イタチの部屋に連れられて、ベッドへと腰掛ける。
それから、身内になら問題はないだろうと父さんから受けた使命を若干濁しながら話した。

「…その話は俺も直接、幼い時分に曾祖父から聞いた事がある。」

「な、なんて言ってたんだ?曾爺さんは!!」

「何れはお前も眼にする事があろう…と。其の時には頼むとな。」

「……そうか。」

「その意味が解るか?」

「…え?」

「つまりは、長となりし者を皆で助け、貢献しろと言う事だ。」

「!!?」

「…サスケ、お前は決して一人じゃない。オレが、皆がお前の手足となりお前を支えてゆく。だからこそオレはより以上の知恵と体力が必要なのだ。良く言うだろう?後世に名を刻す主君を造るのは、有能な参謀の如何によってだと…。
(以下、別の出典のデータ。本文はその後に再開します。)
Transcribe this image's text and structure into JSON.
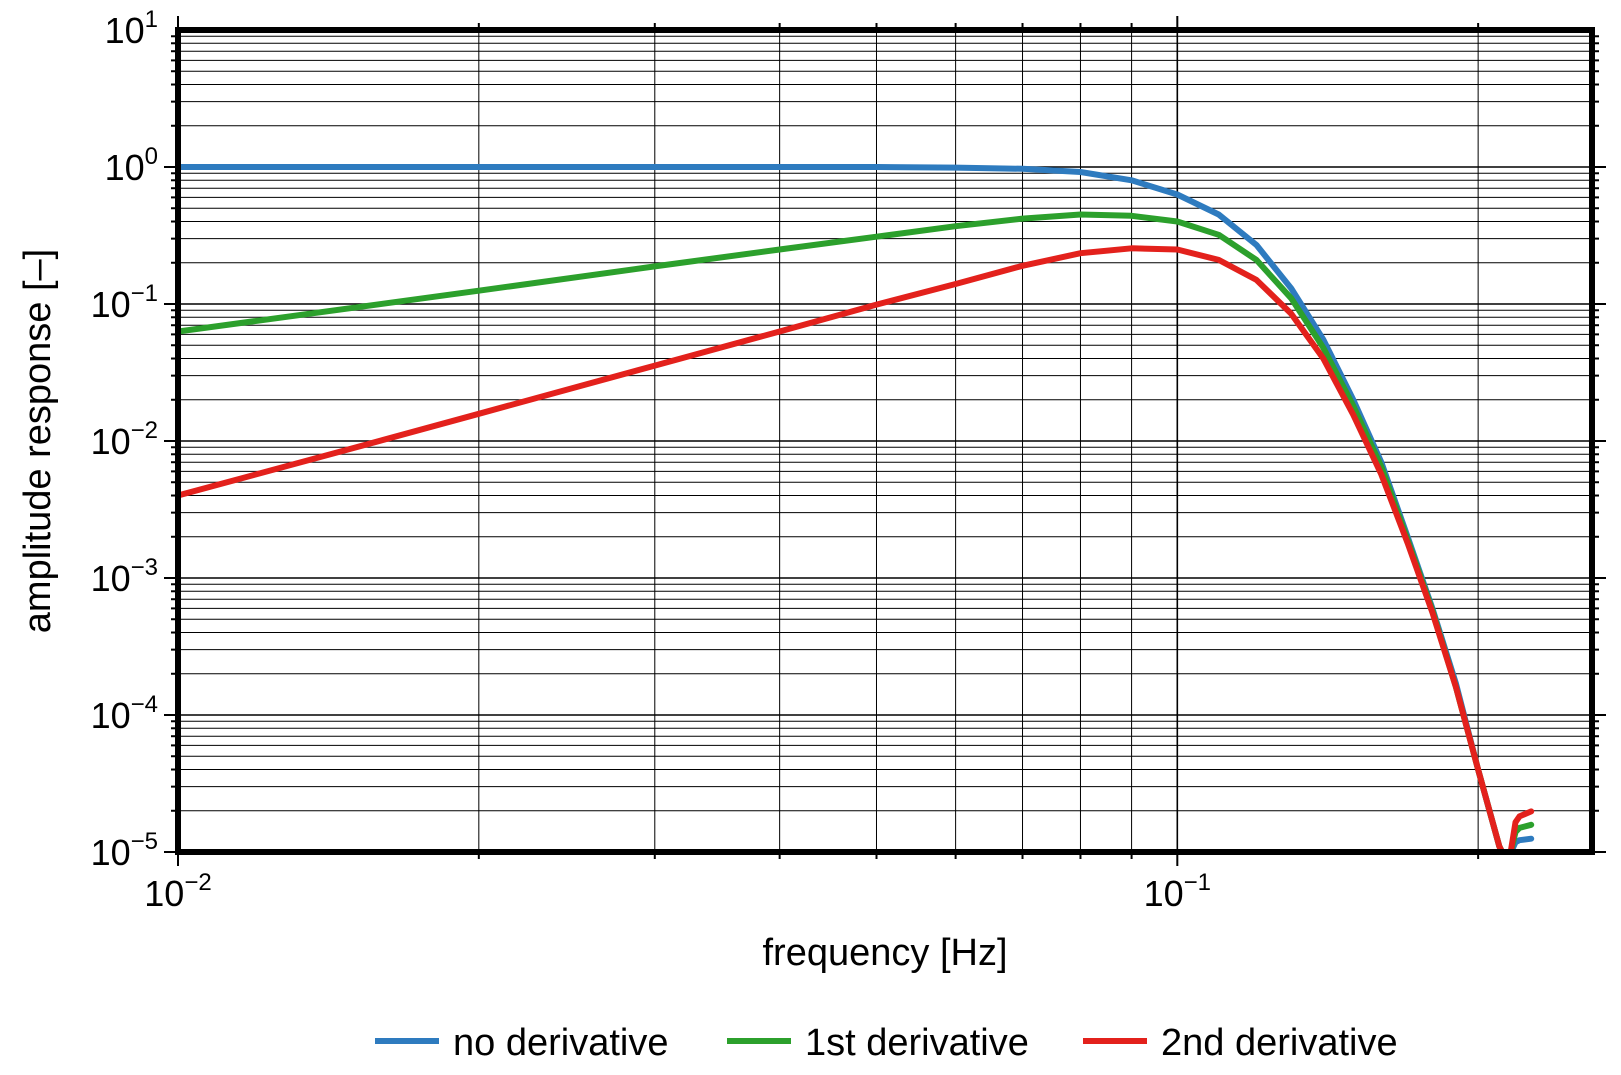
{
  "chart_data": {
    "type": "line",
    "title": "",
    "xlabel": "frequency [Hz]",
    "ylabel": "amplitude response [–]",
    "xscale": "log",
    "yscale": "log",
    "xlim": [
      0.01,
      0.26
    ],
    "ylim": [
      1e-05,
      10
    ],
    "grid": true,
    "legend_position": "bottom-center",
    "x_ticks": [
      {
        "value": 0.01,
        "base": "10",
        "exp": "−2"
      },
      {
        "value": 0.1,
        "base": "10",
        "exp": "−1"
      }
    ],
    "y_ticks": [
      {
        "value": 10,
        "base": "10",
        "exp": "1"
      },
      {
        "value": 1,
        "base": "10",
        "exp": "0"
      },
      {
        "value": 0.1,
        "base": "10",
        "exp": "−1"
      },
      {
        "value": 0.01,
        "base": "10",
        "exp": "−2"
      },
      {
        "value": 0.001,
        "base": "10",
        "exp": "−3"
      },
      {
        "value": 0.0001,
        "base": "10",
        "exp": "−4"
      },
      {
        "value": 1e-05,
        "base": "10",
        "exp": "−5"
      }
    ],
    "series": [
      {
        "name": "no derivative",
        "color": "#2e7bbf",
        "x": [
          0.01,
          0.015,
          0.02,
          0.03,
          0.04,
          0.05,
          0.06,
          0.07,
          0.08,
          0.09,
          0.1,
          0.11,
          0.12,
          0.13,
          0.14,
          0.15,
          0.16,
          0.17,
          0.18,
          0.19,
          0.2,
          0.21,
          0.215,
          0.2155,
          0.218,
          0.22,
          0.226
        ],
        "y": [
          1.0,
          1.0,
          1.0,
          1.0,
          1.0,
          1.0,
          0.99,
          0.97,
          0.92,
          0.8,
          0.63,
          0.45,
          0.27,
          0.13,
          0.055,
          0.02,
          0.007,
          0.002,
          0.0006,
          0.00017,
          4e-05,
          1.1e-05,
          7.8e-06,
          9.8e-06,
          1.18e-05,
          1.22e-05,
          1.25e-05
        ]
      },
      {
        "name": "1st derivative",
        "color": "#2ca02c",
        "x": [
          0.01,
          0.015,
          0.02,
          0.03,
          0.04,
          0.05,
          0.06,
          0.07,
          0.08,
          0.09,
          0.1,
          0.11,
          0.12,
          0.13,
          0.14,
          0.15,
          0.16,
          0.17,
          0.18,
          0.19,
          0.2,
          0.21,
          0.215,
          0.2155,
          0.218,
          0.22,
          0.226
        ],
        "y": [
          0.063,
          0.094,
          0.125,
          0.188,
          0.25,
          0.31,
          0.37,
          0.42,
          0.45,
          0.44,
          0.4,
          0.32,
          0.21,
          0.11,
          0.048,
          0.018,
          0.0065,
          0.0019,
          0.00058,
          0.00016,
          4e-05,
          1.1e-05,
          7.8e-06,
          9.8e-06,
          1.4e-05,
          1.5e-05,
          1.58e-05
        ]
      },
      {
        "name": "2nd derivative",
        "color": "#e3211c",
        "x": [
          0.01,
          0.015,
          0.02,
          0.03,
          0.04,
          0.05,
          0.06,
          0.07,
          0.08,
          0.09,
          0.1,
          0.11,
          0.12,
          0.13,
          0.14,
          0.15,
          0.16,
          0.17,
          0.18,
          0.19,
          0.2,
          0.21,
          0.215,
          0.2155,
          0.218,
          0.22,
          0.226
        ],
        "y": [
          0.004,
          0.0089,
          0.0158,
          0.0355,
          0.063,
          0.099,
          0.14,
          0.19,
          0.235,
          0.255,
          0.25,
          0.21,
          0.15,
          0.085,
          0.04,
          0.0155,
          0.0057,
          0.0018,
          0.00056,
          0.00016,
          4e-05,
          1.1e-05,
          7.8e-06,
          9.8e-06,
          1.65e-05,
          1.82e-05,
          1.98e-05
        ]
      }
    ]
  }
}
」

イタチの説得力のある言葉に酷く納得し、頭を一撫する手には安堵して、微笑む表情に釣られてしまったかに表情を緩ませ、その対面を眺めては「…ああ。」と頷いていた。

「数十年も先の事など考えるな。今はただ、宝剣を無事に持ち帰る事だけを考えろ。」

「ああ、そうさせてもらうよ。」

イタチの言う通りだ。どんなに短い期間であれ、フィクサーと呼ばれる政財界の黒幕になるには、どんなに有能で尚且つ、太いコネクションあったとしても間違いなく数十年はかかっちまう。
その間に移る世襲も現在とは大きく変化してる事だろうしな。

「…お前の顔を見るまでは、オレも此処に居よう。」

「いいよ、手筈はもう取っちまってんだろ?」

「構うものか。大学が始まるのはひと月近く先だからな。」
「なんだ、そうだったのか。」

「…ああ、父上は何事も万全にと準備すら早めに済ませてしまうタイプだからな。…夕食の時までには話しをつけておくよ。」

「……ありがとう、兄さん。」

何事に対しても冷静なる判断を下し、卒なくと何でもこなす。カリスマ性も統率力もある兄の方が、俺なんかよりよっぽどフィクサーとなるに相応しい。
その高い素質は生まれもってのものだろう。
恐らく現在も未来も俺はイタチを超えられない。どんなに努力したって追いつきもしない。

それは昔から感じていた。
だが、俺には兄にはない“何か”があるからこそ、使命を受けたのだろう。

妬み、羨むのはもうやめよう。

俺は、俺にしか出来ないと渡された事を糧として、己の出来うる事のみに専念しよう…。


現在も寸分違わずだろうが、この時の俺は、何ひとつ未来を把握しちゃあいなかった。